You want to trust your vulnerability scanner. Defending your vulnerability scanner is part of your job. All I need to do to get a 15-minute rant from you is to say 8 words: SCCM is more accurate than your vulnerability scanners. You’ve had to give that defense so many times, you practically have it memorized.

Why do I know? I’ve worked at a Fortune 20, a scanner vendor, and an MSSP. I’ve given the same defense at dozens of different companies. Potentially as many as 80.

I’ve also made vulnerability analysts want to hit me with a broom by telling infrastructure teams how many false positives they probably have. That’s one of those answers that makes everyone mad. The infrastructure team expects it to be millions. The security team expects it to be 0. And here I am saying it’s a few hundred, or a few thousand, it’s probably mostly on network devices, and by the way, you have more false negatives than false positives.

I wish the data were perfect. But the attackers don’t wait for our data to be perfect. If anything, they’re thriving on the chaos. What I had to learn to do to survive in this field was to understand the data, recognize its strengths and weaknesses, and use it to get the best results I could deliver. My goal was never perfection. My goal was to have a better month this month than we had last month. Or at least show a positive trend over each 90-day period.

My consistent game plan has served me well over the past 20 years – to act on the information that we’re confident is true, and when we discover problems, find and address the root cause when possible. And when not possible, clean up the data as best we can.

Avoiding the Logical Fallacy

In IT, there is a common logical fallacy I run into all the time. And it isn’t a new phenomenon. I was running into it in the 90s. The problem is discrediting an entire data set or a tool based on a single mistake.

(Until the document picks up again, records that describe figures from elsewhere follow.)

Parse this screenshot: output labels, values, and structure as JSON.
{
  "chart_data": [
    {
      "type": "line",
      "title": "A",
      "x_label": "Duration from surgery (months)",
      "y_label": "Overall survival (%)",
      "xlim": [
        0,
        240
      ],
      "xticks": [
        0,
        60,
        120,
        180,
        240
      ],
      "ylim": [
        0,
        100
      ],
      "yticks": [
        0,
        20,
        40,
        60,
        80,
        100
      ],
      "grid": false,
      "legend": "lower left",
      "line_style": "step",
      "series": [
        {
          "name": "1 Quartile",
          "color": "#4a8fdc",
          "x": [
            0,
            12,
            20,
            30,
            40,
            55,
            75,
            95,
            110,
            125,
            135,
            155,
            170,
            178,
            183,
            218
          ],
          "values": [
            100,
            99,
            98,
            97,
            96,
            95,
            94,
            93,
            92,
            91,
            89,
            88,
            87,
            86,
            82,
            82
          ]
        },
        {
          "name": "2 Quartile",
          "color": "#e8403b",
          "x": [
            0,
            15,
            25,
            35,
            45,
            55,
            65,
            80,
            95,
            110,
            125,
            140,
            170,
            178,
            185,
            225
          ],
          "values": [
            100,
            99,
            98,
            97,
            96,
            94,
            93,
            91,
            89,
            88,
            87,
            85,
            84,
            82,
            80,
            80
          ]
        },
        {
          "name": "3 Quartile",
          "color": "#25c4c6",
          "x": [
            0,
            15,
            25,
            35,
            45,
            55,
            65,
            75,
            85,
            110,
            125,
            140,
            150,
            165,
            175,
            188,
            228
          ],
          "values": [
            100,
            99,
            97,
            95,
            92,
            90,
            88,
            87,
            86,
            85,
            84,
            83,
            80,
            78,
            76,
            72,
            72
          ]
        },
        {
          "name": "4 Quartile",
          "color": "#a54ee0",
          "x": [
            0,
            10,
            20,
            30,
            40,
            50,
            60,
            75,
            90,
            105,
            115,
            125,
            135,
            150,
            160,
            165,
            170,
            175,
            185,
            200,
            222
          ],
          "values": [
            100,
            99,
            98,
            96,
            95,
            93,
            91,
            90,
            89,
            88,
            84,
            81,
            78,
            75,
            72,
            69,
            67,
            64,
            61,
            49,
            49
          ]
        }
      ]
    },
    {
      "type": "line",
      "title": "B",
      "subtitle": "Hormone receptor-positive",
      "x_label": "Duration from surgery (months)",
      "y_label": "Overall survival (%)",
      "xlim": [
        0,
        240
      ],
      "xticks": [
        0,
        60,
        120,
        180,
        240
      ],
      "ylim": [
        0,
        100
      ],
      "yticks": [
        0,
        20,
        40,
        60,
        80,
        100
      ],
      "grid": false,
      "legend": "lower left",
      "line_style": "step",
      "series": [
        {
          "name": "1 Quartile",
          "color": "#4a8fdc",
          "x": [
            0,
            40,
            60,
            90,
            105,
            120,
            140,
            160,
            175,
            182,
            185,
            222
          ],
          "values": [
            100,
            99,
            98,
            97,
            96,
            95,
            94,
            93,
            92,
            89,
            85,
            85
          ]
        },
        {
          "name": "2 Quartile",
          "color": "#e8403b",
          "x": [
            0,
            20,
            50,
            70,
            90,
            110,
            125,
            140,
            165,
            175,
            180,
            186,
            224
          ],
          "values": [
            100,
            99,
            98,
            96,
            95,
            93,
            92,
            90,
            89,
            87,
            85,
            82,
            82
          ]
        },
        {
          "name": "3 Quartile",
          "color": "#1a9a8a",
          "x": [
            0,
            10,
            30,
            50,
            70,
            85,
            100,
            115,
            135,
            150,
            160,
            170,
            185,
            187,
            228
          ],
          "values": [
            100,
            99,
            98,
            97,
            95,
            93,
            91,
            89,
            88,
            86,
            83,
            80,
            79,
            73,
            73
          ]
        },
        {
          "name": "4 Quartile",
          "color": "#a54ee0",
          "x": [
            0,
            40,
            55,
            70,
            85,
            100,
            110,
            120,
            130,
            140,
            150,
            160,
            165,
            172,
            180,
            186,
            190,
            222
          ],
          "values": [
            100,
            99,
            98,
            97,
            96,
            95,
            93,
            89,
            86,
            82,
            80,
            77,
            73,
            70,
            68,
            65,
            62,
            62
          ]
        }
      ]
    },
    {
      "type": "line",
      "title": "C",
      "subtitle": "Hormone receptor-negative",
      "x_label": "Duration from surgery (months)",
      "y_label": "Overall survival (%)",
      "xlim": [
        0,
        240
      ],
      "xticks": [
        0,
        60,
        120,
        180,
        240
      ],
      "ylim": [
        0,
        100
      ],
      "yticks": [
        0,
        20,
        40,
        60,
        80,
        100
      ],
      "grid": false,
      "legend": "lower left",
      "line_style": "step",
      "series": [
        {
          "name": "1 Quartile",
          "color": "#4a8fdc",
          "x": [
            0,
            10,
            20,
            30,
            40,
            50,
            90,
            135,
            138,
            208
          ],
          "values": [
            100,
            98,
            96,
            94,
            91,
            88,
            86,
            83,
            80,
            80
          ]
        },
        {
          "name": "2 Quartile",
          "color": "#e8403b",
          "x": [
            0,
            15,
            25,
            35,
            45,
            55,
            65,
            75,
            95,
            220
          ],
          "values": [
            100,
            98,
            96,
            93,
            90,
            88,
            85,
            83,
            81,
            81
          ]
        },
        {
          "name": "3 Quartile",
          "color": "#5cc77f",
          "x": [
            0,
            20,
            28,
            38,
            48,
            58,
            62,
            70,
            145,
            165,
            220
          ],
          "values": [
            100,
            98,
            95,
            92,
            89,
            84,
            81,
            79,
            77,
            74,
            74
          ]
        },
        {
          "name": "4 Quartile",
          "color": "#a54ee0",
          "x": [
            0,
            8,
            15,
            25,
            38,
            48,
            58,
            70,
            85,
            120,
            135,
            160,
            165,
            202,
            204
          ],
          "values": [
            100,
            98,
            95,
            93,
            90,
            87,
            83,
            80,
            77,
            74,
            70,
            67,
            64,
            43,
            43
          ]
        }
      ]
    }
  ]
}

Here’s an extreme example. Let’s say you have a history book. There’s a punctuation error on page 19. On page 38, it states that George Washington was the first President of the United States. George Washington’s status of being the first president of the United States exists independently of that punctuation error on page 19.

I can’t say I don’t trust the book until I find a bigger problem than that punctuation error. Even if I find multiple errors such as the statement that Hubert Humphrey was the 39th president of the United States, that still doesn’t mean the book is wrong about George Washington. It means the book is unreliable. It does not mean the book is always wrong.

People in other fields deal with this problem all the time. Historians come to mind. Anytime you deal with old information, it’s possible that some of the information is wrong, if only because something changed between the time the source was written and the current day. But the answer isn’t to throw it all out and say nobody knows. You find the information that solves the problem that you need to solve, look for corroboration from other sources when you have them, and cite where it came from.

That’s a reasonable summary of what they teach you in a first-year college writing class. It’s also a reasonable summary of the Nucleus algorithm for data analysis.